The idea to implement the process of student peers being advisers at the USF Tampa campus was proposed in 2019 by Samuel Rechek, director of engagement for SG at the Tampa campus.

Rechek attended several conferences at other universities such as Michigan State University and Georgetown University, which gave him insight to the student conduct process and helped him bring this idea to USF. SG was motivated to begin this program by evaluating the success student advisers had at other universities.

“The first step for Zach and I was meeting with these other schools to learn about the structure of their programs,” Rechek said.

Gathering information was crucial in order to bring this idea to USF, Rechek said. He then proposed the idea to Blair-Andrews, and they started developing the concept.

“There is something about peer to peer that [creates] a better connection,” Blair-Andrews said. “You’d be more comfortable talking to your [resident assistant] rather than talking to [your] boss. So, that is something I think is going to be a great success with [the BSA program] that I am looking forward to.”

Blair-Andrews believes this change will make for a more positive campus and student body. The BSA will provide an educational benefit to the USF community through marketing campaigns and handouts, to remind students to stay safe and abide by the code of conduct, according to SG’s business plan for the program.

This marketing campaign will intensify the importance of abiding by the USF code of conduct, and can prevent students from ending up going through the student conduct process.

USF’s code of conduct outlines standards and policies students are required to follow while enrolled at the university. The student conduct process holds students accountable if they violate any of the code’s policies. The BSA program will be able to help students through the process with their comprehension of the conduct’s codes and proceedings.

Conduct Code Policy 6.0021 offers students a number of due process rights when they go through the student conduct process. One of the rights is to have an assistant adviser present who would provide support and assistance throughout the hearing process and trial, according to Rechek.

Student rights include having a student adviser present. Having a peer serve in the adviser position could make the process more comfortable for those who have been reported on. Comfort is important during this process because it can be a nerve-wracking time for a student, according to Blair-Andrews.

“We think that students working with students will provide that peer that is needed, you know that peer level of support can really provide comfort. This comfort level will really help during this unfamiliar time,” Rechek said.

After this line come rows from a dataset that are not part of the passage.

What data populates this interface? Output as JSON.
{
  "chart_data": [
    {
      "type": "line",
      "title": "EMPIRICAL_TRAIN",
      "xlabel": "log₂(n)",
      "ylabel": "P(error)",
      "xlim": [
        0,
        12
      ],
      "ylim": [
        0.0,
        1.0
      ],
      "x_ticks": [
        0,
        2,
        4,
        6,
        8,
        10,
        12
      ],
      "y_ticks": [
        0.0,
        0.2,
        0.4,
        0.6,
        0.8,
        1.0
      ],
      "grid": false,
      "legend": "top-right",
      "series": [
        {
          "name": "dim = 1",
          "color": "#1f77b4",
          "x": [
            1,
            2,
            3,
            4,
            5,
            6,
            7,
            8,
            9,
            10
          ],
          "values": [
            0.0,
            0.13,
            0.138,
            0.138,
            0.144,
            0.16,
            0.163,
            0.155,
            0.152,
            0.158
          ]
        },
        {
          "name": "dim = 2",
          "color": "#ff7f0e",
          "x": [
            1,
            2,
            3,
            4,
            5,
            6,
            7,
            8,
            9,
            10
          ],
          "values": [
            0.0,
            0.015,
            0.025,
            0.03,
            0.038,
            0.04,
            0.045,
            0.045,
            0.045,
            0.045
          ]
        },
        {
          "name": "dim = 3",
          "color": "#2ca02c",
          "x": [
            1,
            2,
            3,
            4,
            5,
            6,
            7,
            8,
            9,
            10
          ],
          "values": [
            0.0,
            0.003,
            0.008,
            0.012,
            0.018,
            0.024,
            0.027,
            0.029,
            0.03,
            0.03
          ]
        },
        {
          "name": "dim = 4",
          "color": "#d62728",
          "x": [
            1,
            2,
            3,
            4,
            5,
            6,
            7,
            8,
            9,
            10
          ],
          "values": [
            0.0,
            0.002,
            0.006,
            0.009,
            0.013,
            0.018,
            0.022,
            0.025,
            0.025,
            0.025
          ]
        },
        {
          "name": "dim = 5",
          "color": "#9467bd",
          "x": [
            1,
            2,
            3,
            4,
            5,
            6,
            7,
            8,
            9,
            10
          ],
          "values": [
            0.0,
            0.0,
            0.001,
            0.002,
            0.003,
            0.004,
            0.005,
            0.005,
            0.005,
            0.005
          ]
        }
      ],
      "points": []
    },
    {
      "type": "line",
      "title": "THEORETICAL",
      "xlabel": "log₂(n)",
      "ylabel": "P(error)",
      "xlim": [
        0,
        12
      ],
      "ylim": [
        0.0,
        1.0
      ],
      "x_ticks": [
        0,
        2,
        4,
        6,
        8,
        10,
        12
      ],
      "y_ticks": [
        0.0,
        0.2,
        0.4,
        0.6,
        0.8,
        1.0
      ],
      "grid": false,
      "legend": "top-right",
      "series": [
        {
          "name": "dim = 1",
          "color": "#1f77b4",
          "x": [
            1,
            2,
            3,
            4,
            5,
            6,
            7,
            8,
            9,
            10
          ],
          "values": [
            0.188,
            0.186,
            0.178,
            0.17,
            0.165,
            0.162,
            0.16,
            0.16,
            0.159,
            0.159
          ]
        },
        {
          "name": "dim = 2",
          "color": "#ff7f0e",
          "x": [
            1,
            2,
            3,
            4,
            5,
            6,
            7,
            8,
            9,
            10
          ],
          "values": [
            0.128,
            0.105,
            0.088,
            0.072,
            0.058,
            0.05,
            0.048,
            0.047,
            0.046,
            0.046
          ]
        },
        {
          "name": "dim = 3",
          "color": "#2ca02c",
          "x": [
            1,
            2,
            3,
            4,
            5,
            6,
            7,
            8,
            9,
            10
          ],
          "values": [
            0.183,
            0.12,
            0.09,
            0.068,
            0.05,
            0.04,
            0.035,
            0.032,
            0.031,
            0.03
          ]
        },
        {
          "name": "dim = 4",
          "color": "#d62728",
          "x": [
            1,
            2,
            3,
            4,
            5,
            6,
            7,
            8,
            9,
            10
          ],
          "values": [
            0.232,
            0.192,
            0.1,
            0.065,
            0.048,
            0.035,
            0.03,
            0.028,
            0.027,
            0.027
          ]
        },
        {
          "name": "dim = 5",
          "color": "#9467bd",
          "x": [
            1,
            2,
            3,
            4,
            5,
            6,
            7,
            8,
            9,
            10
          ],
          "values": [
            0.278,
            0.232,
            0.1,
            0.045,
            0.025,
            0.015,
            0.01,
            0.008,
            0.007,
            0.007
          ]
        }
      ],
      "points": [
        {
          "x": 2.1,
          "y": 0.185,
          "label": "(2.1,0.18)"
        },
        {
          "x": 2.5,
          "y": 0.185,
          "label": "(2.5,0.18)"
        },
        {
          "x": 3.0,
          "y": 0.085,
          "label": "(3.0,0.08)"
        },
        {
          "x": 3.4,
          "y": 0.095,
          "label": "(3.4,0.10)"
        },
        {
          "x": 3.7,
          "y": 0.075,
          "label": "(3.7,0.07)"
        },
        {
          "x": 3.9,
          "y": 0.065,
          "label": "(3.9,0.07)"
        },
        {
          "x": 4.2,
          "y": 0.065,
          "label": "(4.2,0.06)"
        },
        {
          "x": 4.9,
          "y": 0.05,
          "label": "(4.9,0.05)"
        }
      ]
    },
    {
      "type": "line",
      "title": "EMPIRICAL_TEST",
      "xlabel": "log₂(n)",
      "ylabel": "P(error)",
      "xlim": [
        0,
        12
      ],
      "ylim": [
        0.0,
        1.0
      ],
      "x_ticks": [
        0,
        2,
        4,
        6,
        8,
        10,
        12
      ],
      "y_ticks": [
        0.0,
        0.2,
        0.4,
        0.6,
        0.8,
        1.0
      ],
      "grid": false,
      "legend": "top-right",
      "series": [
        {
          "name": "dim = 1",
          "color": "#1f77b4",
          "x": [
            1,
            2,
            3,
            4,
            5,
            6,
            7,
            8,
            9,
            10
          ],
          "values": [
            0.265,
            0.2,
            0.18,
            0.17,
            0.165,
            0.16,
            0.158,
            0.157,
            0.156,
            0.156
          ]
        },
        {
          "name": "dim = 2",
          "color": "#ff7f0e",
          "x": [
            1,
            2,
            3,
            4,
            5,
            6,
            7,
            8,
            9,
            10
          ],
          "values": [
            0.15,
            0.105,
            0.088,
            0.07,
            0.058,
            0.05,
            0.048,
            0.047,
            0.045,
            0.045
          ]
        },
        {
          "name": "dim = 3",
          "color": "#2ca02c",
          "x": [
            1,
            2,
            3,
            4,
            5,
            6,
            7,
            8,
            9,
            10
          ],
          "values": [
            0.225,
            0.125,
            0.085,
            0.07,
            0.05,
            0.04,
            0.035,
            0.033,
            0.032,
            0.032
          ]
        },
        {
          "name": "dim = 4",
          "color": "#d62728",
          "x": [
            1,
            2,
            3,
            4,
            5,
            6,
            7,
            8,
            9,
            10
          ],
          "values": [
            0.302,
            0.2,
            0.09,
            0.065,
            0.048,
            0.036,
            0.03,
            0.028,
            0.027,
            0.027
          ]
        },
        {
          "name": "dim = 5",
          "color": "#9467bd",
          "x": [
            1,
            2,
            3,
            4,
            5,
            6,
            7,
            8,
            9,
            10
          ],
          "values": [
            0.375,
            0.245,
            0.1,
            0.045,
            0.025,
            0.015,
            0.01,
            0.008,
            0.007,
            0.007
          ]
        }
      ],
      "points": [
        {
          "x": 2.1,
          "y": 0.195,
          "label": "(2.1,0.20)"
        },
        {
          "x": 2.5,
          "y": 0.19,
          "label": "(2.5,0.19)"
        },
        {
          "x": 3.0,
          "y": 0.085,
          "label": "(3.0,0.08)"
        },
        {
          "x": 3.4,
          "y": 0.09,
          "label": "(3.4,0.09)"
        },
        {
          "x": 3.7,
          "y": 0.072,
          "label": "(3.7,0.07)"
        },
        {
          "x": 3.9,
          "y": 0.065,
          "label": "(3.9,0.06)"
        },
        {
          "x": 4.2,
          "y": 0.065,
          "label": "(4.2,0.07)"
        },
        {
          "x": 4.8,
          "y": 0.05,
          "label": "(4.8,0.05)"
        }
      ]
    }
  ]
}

The Student Conduct and Ethical Development (SCED) office, which is part of Student Success, develops the standard for behavior at USF and receives violations of the student code of conduct. SCED is going to collaborate with the BSA through frequent meetings to discuss university policy and updates to the student conduct process.

“We will be pursuing opportunities when this agency starts to form for how those services can be provided to students across USF,” Rechek said. “We are hoping to provide services to everyone at USF, despite this being a Tampa campus executive branch initiative.”

He said above all, he wants to make students aware that they have access to certain rights as they undergo the process.

“Students are afforded this right [to an adviser]. I believe that is one of the things SCED told us early on is that they get students entering into the student contract process and they do not know that they are afforded these rights,” Rechek said.